Oh and as for the theme itself, that’s also a slight departure. Time Run’s first game gave me the impression of a sort of secret society operating within the real world. The Celestial Chain doubles down on the fantasy side of things, establishing an entire alternative history where Archimedes’ more crazy ideas actually became reality.
And that leads to a weird contradiction at the heart of what The Celestial Chain is trying do. It’s trying to be this interactive “live video game” experience with a heavy emphasis on story and adventure, by constantly pushing you forwards and progressing the plot via short vignettes at the end of each zone. The sense of exploration you get in a traditional room is replaced with a sense of travel and wonder as you progress through the environments. It’s very much “on rails”. All of which should combine to create a game where the emphasis is very much on story and adventure instead of puzzles. And I’d imagine if you’re new to this sort of thing, that’s just what you’ll get from it.
But as we’d played a few games, the knowledge that so many puzzles existed, and that we could theoretically beat them all, instead shifted the emphasis hugely on to those puzzles. We didn’t really feel like we could take time to soak in the atmosphere and setting as there was so much to do. Which again, isn’t a bad thing. But it comes back to that weird feeling of reaching the end in the knowledge we had left puzzles behind, and not really knowing what that meant, at least not until getting the debriefing and very detailed scorecard at the end. Perhaps a strong visual link between the artefacts you find and the conclusion of the story would help.
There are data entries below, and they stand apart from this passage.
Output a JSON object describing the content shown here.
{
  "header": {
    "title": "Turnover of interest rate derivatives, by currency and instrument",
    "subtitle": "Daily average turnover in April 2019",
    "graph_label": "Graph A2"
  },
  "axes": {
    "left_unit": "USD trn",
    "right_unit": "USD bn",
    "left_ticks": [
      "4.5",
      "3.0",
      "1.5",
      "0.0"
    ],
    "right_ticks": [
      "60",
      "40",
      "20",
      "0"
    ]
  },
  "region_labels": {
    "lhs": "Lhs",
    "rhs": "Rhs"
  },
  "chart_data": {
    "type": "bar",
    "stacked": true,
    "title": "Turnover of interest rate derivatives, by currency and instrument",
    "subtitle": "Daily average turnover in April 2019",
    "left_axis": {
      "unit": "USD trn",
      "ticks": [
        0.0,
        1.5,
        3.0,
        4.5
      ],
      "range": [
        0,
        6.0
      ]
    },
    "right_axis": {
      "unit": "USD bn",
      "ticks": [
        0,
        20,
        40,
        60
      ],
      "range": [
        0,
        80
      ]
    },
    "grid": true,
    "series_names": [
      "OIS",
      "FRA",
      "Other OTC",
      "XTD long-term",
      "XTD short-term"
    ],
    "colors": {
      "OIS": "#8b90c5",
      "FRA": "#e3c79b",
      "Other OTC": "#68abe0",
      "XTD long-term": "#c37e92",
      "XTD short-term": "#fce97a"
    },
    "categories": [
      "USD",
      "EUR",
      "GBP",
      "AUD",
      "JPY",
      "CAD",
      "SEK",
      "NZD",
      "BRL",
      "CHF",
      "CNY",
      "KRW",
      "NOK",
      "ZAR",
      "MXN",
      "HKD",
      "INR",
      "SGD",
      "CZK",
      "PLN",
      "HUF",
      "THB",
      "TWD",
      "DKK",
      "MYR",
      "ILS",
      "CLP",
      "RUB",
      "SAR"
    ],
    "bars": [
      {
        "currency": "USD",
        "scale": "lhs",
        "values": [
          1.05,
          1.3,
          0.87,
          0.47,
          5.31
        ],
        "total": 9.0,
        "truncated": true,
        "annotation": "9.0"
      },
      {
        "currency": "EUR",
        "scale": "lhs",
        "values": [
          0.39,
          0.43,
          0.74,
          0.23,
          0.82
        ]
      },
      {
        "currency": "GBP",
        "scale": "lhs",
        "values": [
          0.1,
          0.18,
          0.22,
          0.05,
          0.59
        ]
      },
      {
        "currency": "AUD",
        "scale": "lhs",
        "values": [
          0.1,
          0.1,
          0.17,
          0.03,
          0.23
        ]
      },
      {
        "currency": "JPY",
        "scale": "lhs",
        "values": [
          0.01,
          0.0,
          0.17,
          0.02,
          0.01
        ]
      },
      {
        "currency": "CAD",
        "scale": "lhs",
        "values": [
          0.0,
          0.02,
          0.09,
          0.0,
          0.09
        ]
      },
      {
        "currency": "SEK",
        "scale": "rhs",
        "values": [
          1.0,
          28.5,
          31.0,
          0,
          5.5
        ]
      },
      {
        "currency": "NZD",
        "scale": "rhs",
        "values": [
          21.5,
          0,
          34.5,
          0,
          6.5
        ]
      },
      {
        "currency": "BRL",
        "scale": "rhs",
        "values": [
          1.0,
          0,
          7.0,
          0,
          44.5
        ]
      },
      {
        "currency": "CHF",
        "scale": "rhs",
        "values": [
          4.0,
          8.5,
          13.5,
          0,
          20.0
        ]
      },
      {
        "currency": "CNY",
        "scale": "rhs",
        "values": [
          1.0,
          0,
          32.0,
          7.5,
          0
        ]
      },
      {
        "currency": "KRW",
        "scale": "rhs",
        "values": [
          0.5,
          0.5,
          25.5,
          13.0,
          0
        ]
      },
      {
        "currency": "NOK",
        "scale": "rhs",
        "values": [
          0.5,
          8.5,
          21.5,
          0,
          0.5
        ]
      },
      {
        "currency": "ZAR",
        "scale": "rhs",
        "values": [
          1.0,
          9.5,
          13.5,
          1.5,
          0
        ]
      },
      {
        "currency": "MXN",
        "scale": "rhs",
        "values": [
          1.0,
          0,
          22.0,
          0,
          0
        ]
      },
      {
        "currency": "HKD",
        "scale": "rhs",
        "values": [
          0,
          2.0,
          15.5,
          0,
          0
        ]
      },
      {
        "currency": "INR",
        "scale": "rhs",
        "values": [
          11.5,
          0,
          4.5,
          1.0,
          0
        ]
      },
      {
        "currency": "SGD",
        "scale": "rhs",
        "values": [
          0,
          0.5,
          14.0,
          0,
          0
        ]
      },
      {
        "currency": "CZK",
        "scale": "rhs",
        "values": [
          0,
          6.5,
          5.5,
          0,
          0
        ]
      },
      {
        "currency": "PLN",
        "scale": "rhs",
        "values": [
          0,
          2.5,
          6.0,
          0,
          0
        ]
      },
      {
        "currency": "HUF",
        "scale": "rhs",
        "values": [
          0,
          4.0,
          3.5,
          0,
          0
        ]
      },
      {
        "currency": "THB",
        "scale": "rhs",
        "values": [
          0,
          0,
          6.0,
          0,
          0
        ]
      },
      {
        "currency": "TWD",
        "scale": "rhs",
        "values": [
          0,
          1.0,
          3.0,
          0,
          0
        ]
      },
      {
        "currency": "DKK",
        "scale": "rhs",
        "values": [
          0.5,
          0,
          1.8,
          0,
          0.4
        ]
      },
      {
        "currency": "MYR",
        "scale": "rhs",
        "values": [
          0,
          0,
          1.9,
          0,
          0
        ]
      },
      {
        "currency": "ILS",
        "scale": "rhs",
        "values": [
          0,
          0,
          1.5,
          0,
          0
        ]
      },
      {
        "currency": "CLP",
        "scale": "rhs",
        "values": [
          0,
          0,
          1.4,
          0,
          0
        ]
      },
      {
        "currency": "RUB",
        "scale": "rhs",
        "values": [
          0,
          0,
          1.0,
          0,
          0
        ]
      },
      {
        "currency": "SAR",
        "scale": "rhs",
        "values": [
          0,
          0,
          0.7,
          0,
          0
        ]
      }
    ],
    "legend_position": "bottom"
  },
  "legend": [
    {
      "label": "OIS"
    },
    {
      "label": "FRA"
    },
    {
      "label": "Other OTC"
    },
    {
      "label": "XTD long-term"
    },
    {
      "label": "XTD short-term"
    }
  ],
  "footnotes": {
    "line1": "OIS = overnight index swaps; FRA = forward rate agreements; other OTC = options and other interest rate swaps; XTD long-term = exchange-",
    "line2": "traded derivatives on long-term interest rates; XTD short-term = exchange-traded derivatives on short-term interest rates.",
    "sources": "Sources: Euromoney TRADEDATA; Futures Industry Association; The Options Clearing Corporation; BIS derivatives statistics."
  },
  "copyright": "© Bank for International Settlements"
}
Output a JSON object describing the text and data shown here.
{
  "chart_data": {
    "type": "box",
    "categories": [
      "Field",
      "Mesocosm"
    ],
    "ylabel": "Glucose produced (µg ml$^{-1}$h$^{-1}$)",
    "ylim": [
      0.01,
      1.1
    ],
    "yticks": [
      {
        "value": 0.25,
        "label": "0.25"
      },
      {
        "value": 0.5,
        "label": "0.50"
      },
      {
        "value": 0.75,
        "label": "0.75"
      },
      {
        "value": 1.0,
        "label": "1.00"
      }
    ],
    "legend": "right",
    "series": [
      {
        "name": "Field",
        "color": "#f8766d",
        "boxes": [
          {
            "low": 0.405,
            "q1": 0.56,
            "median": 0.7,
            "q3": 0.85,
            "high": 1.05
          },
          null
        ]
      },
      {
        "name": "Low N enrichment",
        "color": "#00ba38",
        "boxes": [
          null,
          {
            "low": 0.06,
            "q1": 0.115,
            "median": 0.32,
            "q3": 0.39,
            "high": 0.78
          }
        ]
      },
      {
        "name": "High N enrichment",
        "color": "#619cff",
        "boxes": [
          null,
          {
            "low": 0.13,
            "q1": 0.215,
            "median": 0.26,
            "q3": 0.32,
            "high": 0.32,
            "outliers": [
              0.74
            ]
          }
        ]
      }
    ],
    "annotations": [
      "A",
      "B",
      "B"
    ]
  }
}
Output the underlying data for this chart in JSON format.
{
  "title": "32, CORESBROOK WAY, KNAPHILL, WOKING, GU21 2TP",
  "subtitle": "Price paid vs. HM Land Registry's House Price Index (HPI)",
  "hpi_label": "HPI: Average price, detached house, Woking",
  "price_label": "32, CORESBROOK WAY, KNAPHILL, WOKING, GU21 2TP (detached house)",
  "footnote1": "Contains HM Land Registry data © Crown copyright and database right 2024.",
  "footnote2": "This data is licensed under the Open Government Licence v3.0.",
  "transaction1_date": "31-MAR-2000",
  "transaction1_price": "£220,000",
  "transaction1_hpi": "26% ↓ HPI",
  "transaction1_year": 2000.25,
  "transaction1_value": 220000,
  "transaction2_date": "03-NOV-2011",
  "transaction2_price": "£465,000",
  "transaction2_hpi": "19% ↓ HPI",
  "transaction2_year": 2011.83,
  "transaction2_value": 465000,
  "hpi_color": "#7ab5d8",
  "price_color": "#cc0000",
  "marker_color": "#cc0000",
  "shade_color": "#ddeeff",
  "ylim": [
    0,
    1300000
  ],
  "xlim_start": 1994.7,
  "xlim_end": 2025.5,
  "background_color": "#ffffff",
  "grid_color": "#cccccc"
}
As an aside, the press release for The Celestial Chain floated the idea that it could be the first replayable escape game, with teams wanting to go back to try and get a higher score, and it really doesn’t achieve that. We saw enough we wouldn’t want to go back. At least not at £42 per person. It’s a hefty priced game but like the previous room, you can see where the money has gone.
Also worth noting that they were still tweaking the game at the point we played, the way we were scored certainly seemed different to how teams who’d played a month or so earlier were scored, and it’ll potentially change again.
But minor gripes aside, they’ve somehow created a room that can challenge the most hardcore of puzzle fans while still providing an exciting adventure for those who just want to spend an hour doing something cool. Which is quite the achievement.
Result – 104/100
Date played: 8 January 2017
Team: Dean, Katherine, Jess
Website: www.time–run.com
Summary: A great game that somehow manages to appeal to veterans and new players alike, but very different from what you're used to.